McKnight and Tiberius sat in the chairs to either side of Lynch, who occupied the pilot’s station for the Valeria’s Fist. McKnight watched as Lynch tapped out a series of inputs to the craft’s comm. panel and then leaned back once the message had been sent.
A few minutes later, there was a brilliant flash off the Fist’s port bow which startled both McKnight and her XO. A moment later, the proximity alarms rang out and McKnight saw on the Fist’s tactical display that a gigantic vessel—one which rivaled a settler ship or bulk freighter in terms of sheer volume—had appeared a few hundred thousand miles away.
“That was close,” Lynch muttered as the Fist was gently, rhythmically rocked by a dozen or so ‘waves’ of some sort. “Thankfully, we won’t have to do that again.”
“What kind of jump drive is that?” McKnight asked.
“It can’t be…” Tiberius muttered as he leaned forward to examine the sensor data.
“Oh, it is,” Lynch assured him as he gunned the Fist’s thrusters and began to close the distance between the two crafts. The Mode followed their lead, and after nearly twenty minutes the massive ship came into sight and McKnight found herself sharing her XO’s disbelief.
“A Jefferson Class?!” she breathed.
“You know your history,” Lynch said approvingly as a series of handshake protocols were processed on one of the nearby displays. “Far as I know, she’s the last workin’ one in the universe.”
“But…” Tiberius began to object as the massive vessel’s hull outline became distinguishable due to a series of lights on the vessel’s own hull, “the old star drives…how did you preserve—“
“There’ll be time for all of that technobabble later,” Lynch interrupted after releasing the Fist’s controls and sitting back in his chair, “for now, just drink her in—because she’ll be home for at least the next year.”
The long, utilitarian hull of the vessel was much like one might have expected from an early warship: there were two counter-rotating sections located roughly at the ship’s midsection, each of which was several times the size of the Pride of Prometheus, and they rotated around the five kilometer long keel of the ship to generate the most primitive form of artificial gravity known to humanity. If McKnight believed
the myths, each of those rotating sections could house fifty thousand human warriors for sustained periods.

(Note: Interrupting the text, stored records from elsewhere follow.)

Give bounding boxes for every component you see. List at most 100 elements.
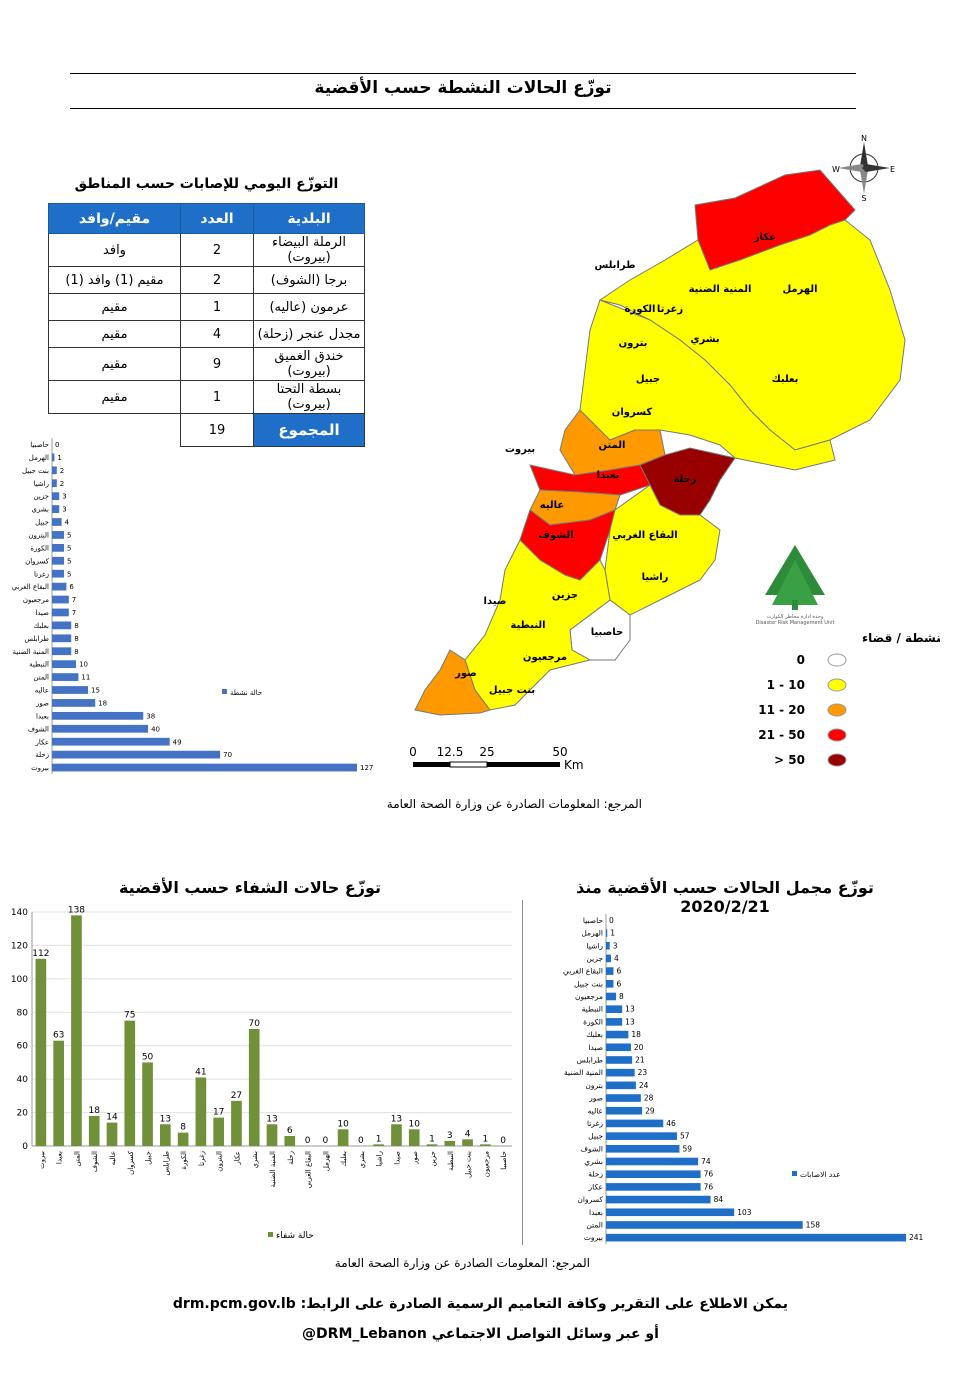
category-label: بترون: [585, 1081, 603, 1090]
label-chouf: الشوف: [538, 530, 573, 541]
bar: [52, 763, 357, 772]
category-label: بعبدا: [56, 1151, 64, 1164]
value-label: 1: [376, 1134, 382, 1144]
bar: [606, 929, 608, 937]
value-label: 1: [429, 1134, 435, 1144]
value-label: 15: [91, 687, 100, 695]
cell-count: 2: [180, 233, 254, 267]
category-label: زغرتا: [587, 1119, 603, 1128]
value-label: 49: [173, 738, 182, 746]
bar: [337, 1129, 349, 1146]
bar: [52, 686, 89, 694]
category-label: البترون: [28, 532, 49, 540]
value-label: 6: [69, 583, 74, 591]
district-south: [464, 539, 611, 711]
cell-municipality: مجدل عنجر (زحلة): [253, 320, 365, 348]
value-label: 21: [635, 1056, 645, 1065]
label-hasbaya: حاصبيا: [591, 627, 624, 638]
label-zahle: زحلة: [673, 474, 696, 485]
header-top-rule: [70, 73, 856, 74]
category-label: النبطية: [582, 1005, 603, 1014]
scale-tick-3: 50: [552, 745, 567, 759]
cell-count: 1: [180, 380, 254, 414]
category-label: الشوف: [580, 1144, 603, 1153]
value-label: 76: [704, 1170, 714, 1179]
legend-swatch: [827, 728, 847, 742]
bar: [52, 737, 170, 746]
value-label: 76: [704, 1182, 714, 1191]
bar: [88, 1115, 100, 1146]
category-label: صور: [35, 700, 49, 708]
bar: [606, 1208, 735, 1217]
value-label: 70: [223, 751, 232, 759]
compass-s: S: [861, 194, 866, 203]
label-west-bekaa: البقاع الغربي: [612, 530, 677, 541]
value-label: 13: [625, 1017, 635, 1026]
value-label: 5: [67, 557, 71, 565]
bar: [124, 1020, 136, 1146]
label-jbeil: جبيل: [636, 374, 660, 385]
cell-municipality: الرملة البيضاء (بيروت): [253, 233, 365, 267]
legend-label: حالة شفاء: [276, 1231, 314, 1241]
label-baabda: بعبدا: [597, 470, 620, 481]
category-label: النبطية: [29, 661, 49, 669]
category-label: المتن: [586, 1221, 603, 1230]
category-label: عاليه: [109, 1151, 117, 1165]
value-label: 112: [32, 949, 49, 959]
total-label: المجموع: [253, 413, 365, 447]
recovered-chart: 020406080100120140112بيروت63بعبدا138المت…: [11, 905, 512, 1241]
district-tyre: [414, 649, 491, 716]
category-label: بيروت: [31, 764, 49, 772]
bar: [606, 941, 610, 950]
cell-status: مقيم: [48, 293, 181, 321]
value-label: 38: [146, 712, 155, 720]
category-label: راشيا: [376, 1151, 384, 1166]
bar: [231, 1100, 242, 1146]
category-label: طرابلس: [577, 1056, 603, 1065]
recovered-title: توزّع حالات الشفاء حسب الأقضية: [118, 878, 382, 897]
label-batroun: بترون: [619, 338, 648, 349]
label-baalbek: بعلبك: [772, 374, 799, 385]
label-saida: صيدا: [484, 596, 507, 607]
legend-swatch: [827, 703, 847, 717]
bar: [606, 1094, 641, 1102]
bar: [52, 699, 96, 707]
legend-label: > 50: [774, 753, 805, 767]
value-label: 103: [737, 1208, 752, 1217]
category-label: بشري: [358, 1151, 366, 1169]
bar: [606, 1221, 803, 1229]
value-label: 14: [106, 1113, 118, 1123]
y-tick-label: 0: [22, 1142, 28, 1152]
category-label: زحلة: [588, 1170, 603, 1179]
category-label: كسروان: [127, 1150, 135, 1175]
label-aley: عاليه: [540, 500, 565, 511]
compass-n: N: [861, 134, 867, 143]
category-label: بشري: [31, 506, 49, 514]
bar: [52, 647, 72, 656]
label-minieh: المنية الضنية: [689, 284, 752, 295]
col-municipality: البلدية: [253, 203, 365, 234]
value-label: 41: [195, 1067, 206, 1077]
value-label: 20: [634, 1043, 644, 1052]
category-label: الهرمل: [322, 1151, 330, 1171]
bar: [606, 1056, 633, 1064]
label-tripoli: طرابلس: [594, 260, 635, 271]
logo-text-en: Disaster Risk Management Unit: [756, 620, 835, 626]
value-label: 59: [682, 1144, 692, 1153]
legend-swatch: [222, 689, 227, 694]
value-label: 50: [142, 1052, 154, 1062]
bar: [177, 1132, 189, 1146]
category-label: زغرتا: [34, 570, 49, 578]
legend-swatch: [792, 1171, 797, 1176]
legend-swatch: [827, 653, 847, 667]
value-label: 3: [447, 1131, 453, 1141]
compass-rose-icon: N E S W: [832, 134, 895, 203]
bar: [52, 569, 65, 578]
value-label: 13: [266, 1114, 277, 1124]
value-label: 18: [98, 700, 107, 708]
value-label: 4: [614, 954, 619, 963]
footer-link-line: يمكن الاطلاع على التقرير وكافة التعاميم …: [172, 1296, 789, 1312]
category-label: حاصبيا: [583, 916, 603, 925]
category-label: كسروان: [25, 557, 50, 565]
category-label: المتن: [73, 1151, 81, 1167]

The long, central keel section housed the vessel’s most powerful weapon: a mass driver which, according to legend, had played no small part in liberating humanity from the tyrannical oppression it had suffered under the AI’s. The combination of a mobile weapon of mass destruction in the mass driver, and a hundred thousand human soldiers armed with ionic weaponry and other anti-synthetic devices had made for a war machine which enabled humanity to fight back against its oppressors.
But the ships had been built out of iron ores that were little better than cheap, construction-grade steel, which meant that in spite of its size the Jefferson Class was remarkably vulnerable in a firefight—even to what McKnight and her contemporaries considered ‘light’ naval weaponry.

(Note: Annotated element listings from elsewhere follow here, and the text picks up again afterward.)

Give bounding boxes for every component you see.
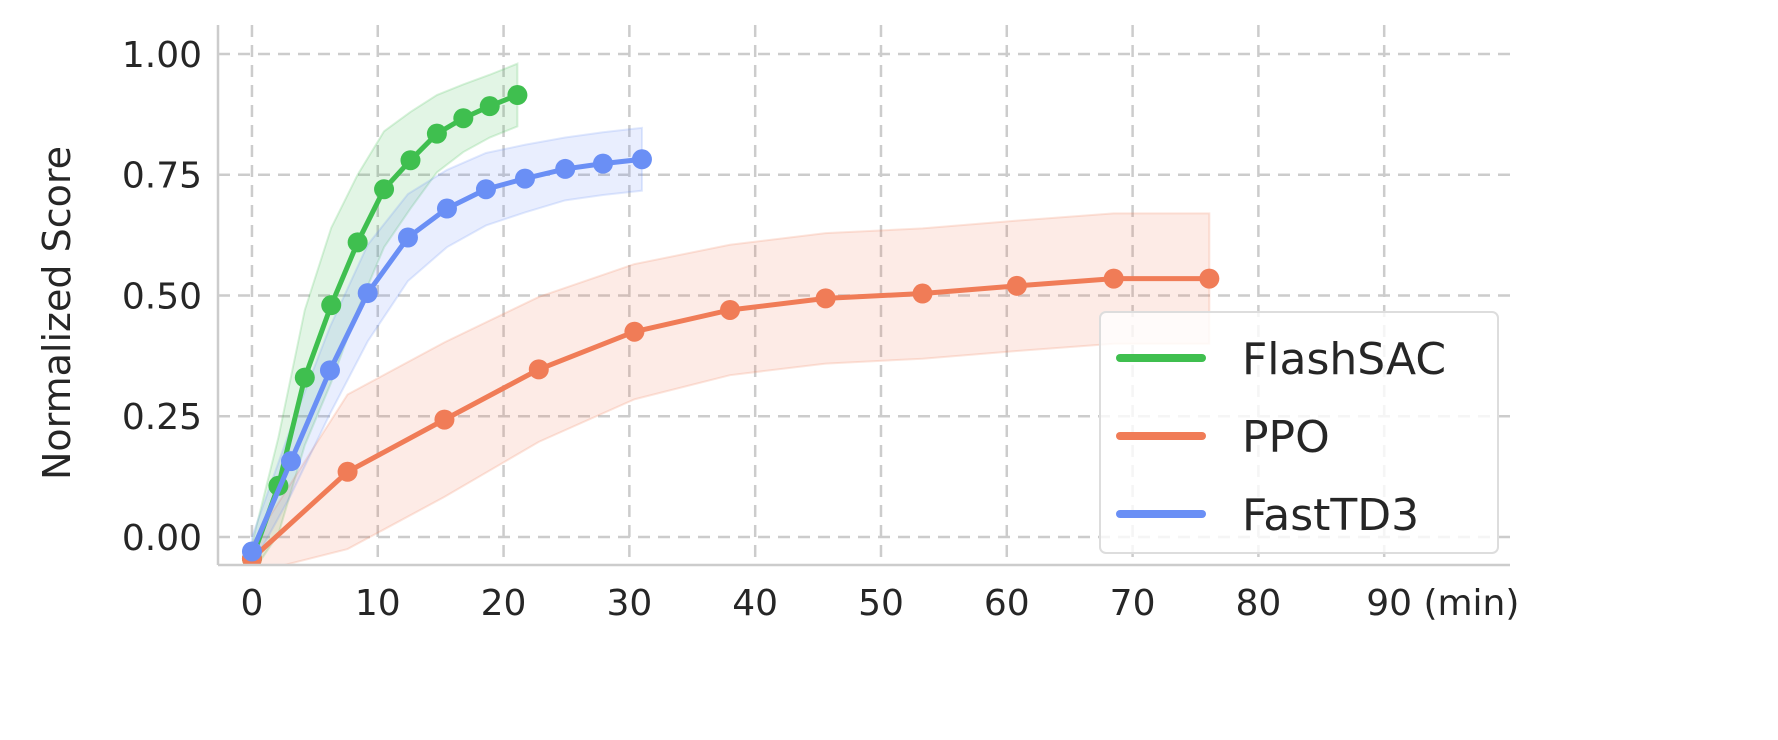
point-fasttd3 [319, 360, 340, 381]
point-fasttd3 [241, 541, 262, 562]
point-flashsac [347, 232, 368, 253]
series-lines [241, 85, 1220, 565]
x-tick-label: 0 [241, 583, 264, 624]
x-tick-label: 30 [606, 583, 652, 624]
legend: FlashSAC PPO FastTD3 [1099, 311, 1499, 554]
point-flashsac [321, 295, 342, 316]
x-tick-label: 90 (min) [1366, 583, 1519, 624]
point-flashsac [400, 150, 421, 171]
point-ppo [624, 321, 645, 342]
legend-label-fasttd3: FastTD3 [1242, 490, 1419, 541]
x-tick-label: 60 [984, 583, 1030, 624]
y-tick-label: 1.00 [122, 35, 202, 76]
legend-label-ppo: PPO [1242, 412, 1330, 463]
point-ppo [337, 461, 358, 482]
point-fasttd3 [280, 451, 301, 472]
legend-box [1099, 311, 1499, 554]
point-fasttd3 [357, 283, 378, 304]
x-tick-label: 10 [355, 583, 401, 624]
point-ppo [1103, 268, 1124, 289]
point-ppo [720, 299, 741, 320]
point-fasttd3 [514, 168, 535, 189]
point-fasttd3 [436, 198, 457, 219]
point-fasttd3 [555, 158, 576, 179]
point-fasttd3 [631, 149, 652, 170]
point-ppo [434, 409, 455, 430]
point-flashsac [453, 108, 474, 129]
point-ppo [912, 283, 933, 304]
point-flashsac [507, 85, 528, 106]
point-ppo [1006, 275, 1027, 296]
point-flashsac [479, 96, 500, 117]
y-tick-label: 0.25 [122, 397, 202, 438]
y-tick-label: 0.75 [122, 156, 202, 197]
legend-label-flashsac: FlashSAC [1242, 334, 1446, 385]
point-ppo [528, 359, 549, 380]
x-tick-label: 20 [481, 583, 527, 624]
point-ppo [1199, 268, 1220, 289]
point-flashsac [426, 123, 447, 144]
point-flashsac [294, 367, 315, 388]
x-tick-label: 80 [1235, 583, 1281, 624]
point-fasttd3 [397, 227, 418, 248]
y-axis-label: Normalized Score [35, 146, 79, 480]
point-ppo [815, 288, 836, 309]
axes: 0 10 20 30 40 50 60 70 80 90 (min) 0.00 0.25 0.50 0.7… [122, 25, 1519, 624]
point-flashsac [374, 179, 395, 200]
y-tick-label: 0.50 [122, 276, 202, 317]
x-tick-label: 50 [858, 583, 904, 624]
x-tick-label: 40 [732, 583, 778, 624]
y-tick-label: 0.00 [122, 518, 202, 559]
point-fasttd3 [475, 179, 496, 200]
point-fasttd3 [592, 153, 613, 174]
x-tick-label: 70 [1110, 583, 1156, 624]
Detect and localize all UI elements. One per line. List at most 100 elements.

And the ship’s star drive had, reputedly, been every bit as potent and flawed as the ship it propelled across the vast expanse between the stars. Ancient records of horrifying radiation poisoning affecting nearly everyone who served aboard a Jefferson were one of the few universally accepted facts associated with the ancient design. The flip-side—according to myth, anyway—was that it required little or no prep time after a jump had been plotted if it had sufficient antimatter fuel. So, in theory, a series of jumps could be executed in a matter of minutes rather than hours or even days if they were accurately plotted beforehand.

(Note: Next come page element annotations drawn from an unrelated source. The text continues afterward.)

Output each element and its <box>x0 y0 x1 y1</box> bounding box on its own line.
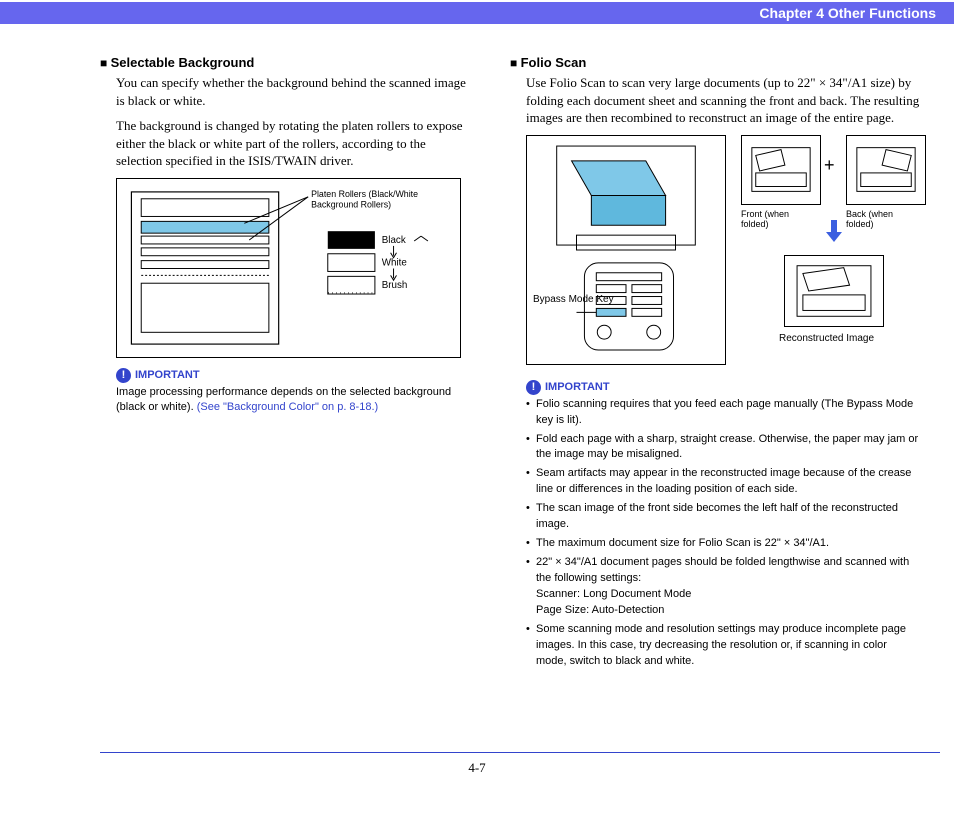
list-item: Fold each page with a sharp, straight cr… <box>526 432 920 464</box>
back-label: Back (when folded) <box>846 209 916 231</box>
reconstructed-label: Reconstructed Image <box>779 333 874 344</box>
bypass-mode-label: Bypass Mode Key <box>533 294 614 306</box>
page-body: Selectable Background You can specify wh… <box>100 55 940 673</box>
paragraph: The background is changed by rotating th… <box>116 117 470 170</box>
list-item: The scan image of the front side becomes… <box>526 501 920 533</box>
list-item: Folio scanning requires that you feed ea… <box>526 397 920 429</box>
important-label: IMPORTANT <box>135 369 200 381</box>
chapter-title: Chapter 4 Other Functions <box>759 5 936 21</box>
chapter-header: Chapter 4 Other Functions <box>0 2 954 24</box>
list-item: The maximum document size for Folio Scan… <box>526 536 920 552</box>
figure-back-folded <box>846 135 926 205</box>
svg-text:Brush: Brush <box>382 280 408 291</box>
figure-reconstructed <box>784 255 884 327</box>
svg-text:White: White <box>382 257 408 268</box>
exclamation-icon: ! <box>116 368 131 383</box>
section-title-selectable-bg: Selectable Background <box>100 55 470 70</box>
arrow-down-icon <box>826 220 842 242</box>
figure-scanner-main: Bypass Mode Key <box>526 135 726 365</box>
front-label: Front (when folded) <box>741 209 811 231</box>
fig-caption: Platen Rollers (Black/WhiteBackground Ro… <box>311 189 418 210</box>
cross-ref-link[interactable]: (See "Background Color" on p. 8-18.) <box>197 401 378 413</box>
paragraph: Use Folio Scan to scan very large docume… <box>526 74 920 127</box>
list-item: 22" × 34"/A1 document pages should be fo… <box>526 555 920 619</box>
important-label: IMPORTANT <box>545 381 610 393</box>
figure-front-folded <box>741 135 821 205</box>
list-item: Some scanning mode and resolution settin… <box>526 622 920 670</box>
section-title-folio-scan: Folio Scan <box>510 55 920 70</box>
figure-folio-scan: Bypass Mode Key Front (when folded) + Ba… <box>526 135 916 370</box>
left-column: Selectable Background You can specify wh… <box>100 55 470 673</box>
important-callout: ! IMPORTANT <box>526 380 920 395</box>
exclamation-icon: ! <box>526 380 541 395</box>
important-callout: ! IMPORTANT <box>116 368 470 383</box>
plus-icon: + <box>824 155 835 176</box>
page-number: 4-7 <box>0 760 954 776</box>
figure-platen-rollers: Platen Rollers (Black/WhiteBackground Ro… <box>116 178 461 358</box>
footer-rule <box>100 752 940 753</box>
list-item: Seam artifacts may appear in the reconst… <box>526 466 920 498</box>
svg-text:Black: Black <box>382 235 406 246</box>
important-note: Image processing performance depends on … <box>116 385 470 416</box>
paragraph: You can specify whether the background b… <box>116 74 470 109</box>
right-column: Folio Scan Use Folio Scan to scan very l… <box>510 55 920 673</box>
important-bullet-list: Folio scanning requires that you feed ea… <box>526 397 920 670</box>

The Valeria’s Fist approached the massive warship, and McKnight found herself sharing more than a few anxious looks with her XO in the minutes leading up to their final approach. It seemed odd to her that they would dock with the rotating hull section rather than somewhere on the keel, but surprisingly the assault lander’s automated controls matched the rotation of the forward hull and slid the bulky craft into one of the massive shuttle bays located near the ship’s midline. McKnight was relieved to look out the cockpit’s window to see the Mode touch down nearby on the hangar deck.